The risk is that the trade skirmish escalates into an all-out economic war between the world’s largest economies and spills over into other nations. Yet some analysts say such a deterioration in trade relations is unlikely because the US threats to impose tariffs is just a negotiating tactic. The Trump administration’s new economic adviser, Larry Kudlow, said on Wednesday that “there’s no trade war here” and that the announced tariffs are “just the first proposal” in what’s expected to be a series of discussions.

Kathy Bostjancic, head of US macro investor services for Oxford Economics, estimates that the proposed tariffs would have minimal impact on consumer spending in America — less than a tenth of a percentage point. The reason, she explains: the new US tariffs on imports of goods from China, if implemented, would affect less than 3% of total imports.

Meantime, the latest estimates of the US Q1 GDP report that’s due from the Bureau of Economic Analysis later this month are signaling that output will rise close to 3%, according to data compiled by The Capital Spectator. The median 2.7% projection for growth in 2017’s first three months reflects a slightly firmer Q1 reading vs. the 2.5% estimate published on March 20. The current Q1 forecast is below the 2.9% gain posted in last year’s Q4, but the deceleration at this point is expected to be trivial.

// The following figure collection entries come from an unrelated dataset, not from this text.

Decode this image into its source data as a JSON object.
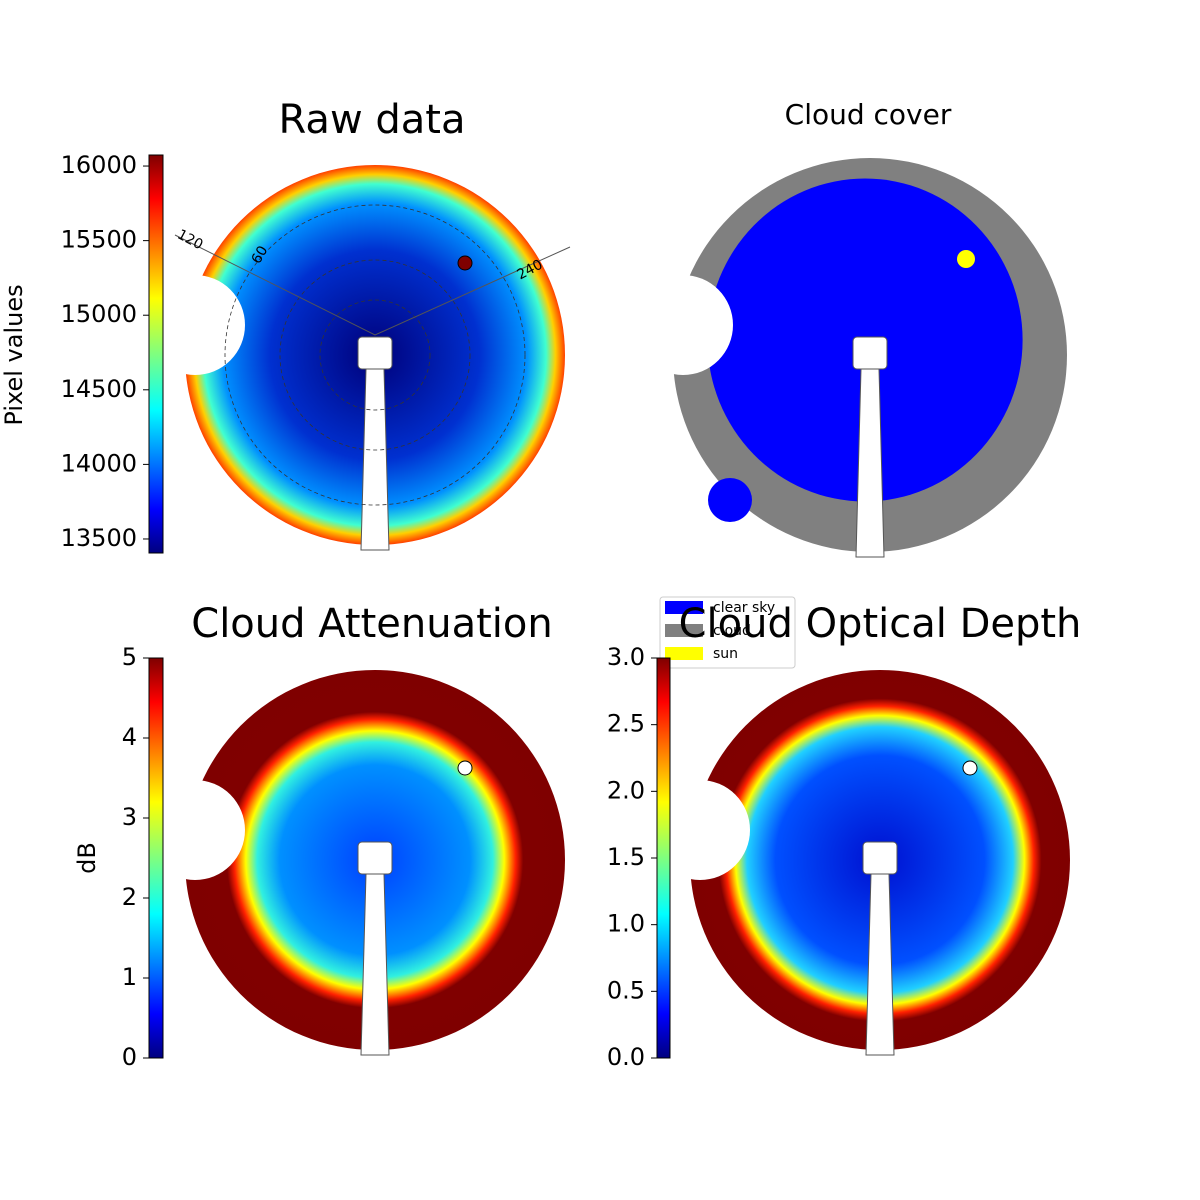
{
  "chart_data": [
    {
      "type": "image",
      "title": "Raw data",
      "colorbar_label": "Pixel values",
      "clim": [
        13406,
        16074
      ],
      "cticks": [
        13500,
        14000,
        14500,
        15000,
        15500,
        16000
      ],
      "annotations": [
        "120",
        "60",
        "240"
      ]
    },
    {
      "type": "image",
      "title": "Cloud cover",
      "legend": [
        {
          "name": "clear sky",
          "color": "#0000ff"
        },
        {
          "name": "cloud",
          "color": "#808080"
        },
        {
          "name": "sun",
          "color": "#ffff00"
        }
      ]
    },
    {
      "type": "image",
      "title": "Cloud Attenuation",
      "colorbar_label": "dB",
      "clim": [
        0,
        5
      ],
      "cticks": [
        0,
        1,
        2,
        3,
        4,
        5
      ]
    },
    {
      "type": "image",
      "title": "Cloud Optical Depth",
      "clim": [
        0,
        3
      ],
      "cticks": [
        {
          "value": 0,
          "label": "0.0"
        },
        0.5,
        {
          "value": 1,
          "label": "1.0"
        },
        1.5,
        {
          "value": 2,
          "label": "2.0"
        },
        2.5,
        {
          "value": 3,
          "label": "3.0"
        }
      ]
    }
  ]
}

Supporting expectations for another round of moderate growth in Q1: this week’s update on auto sales for March. Purchases last month increased more than forecast, boosting confidence that economic activity in this year’s first three months will rise at a rate that approaches 3%. Auto sales last month were “quite a bit stronger than the market estimated,” says Sal Guatieri, senior economist at BMO Capital Markets. “It does raise hopes that the consumer is responding to the tax windfall.”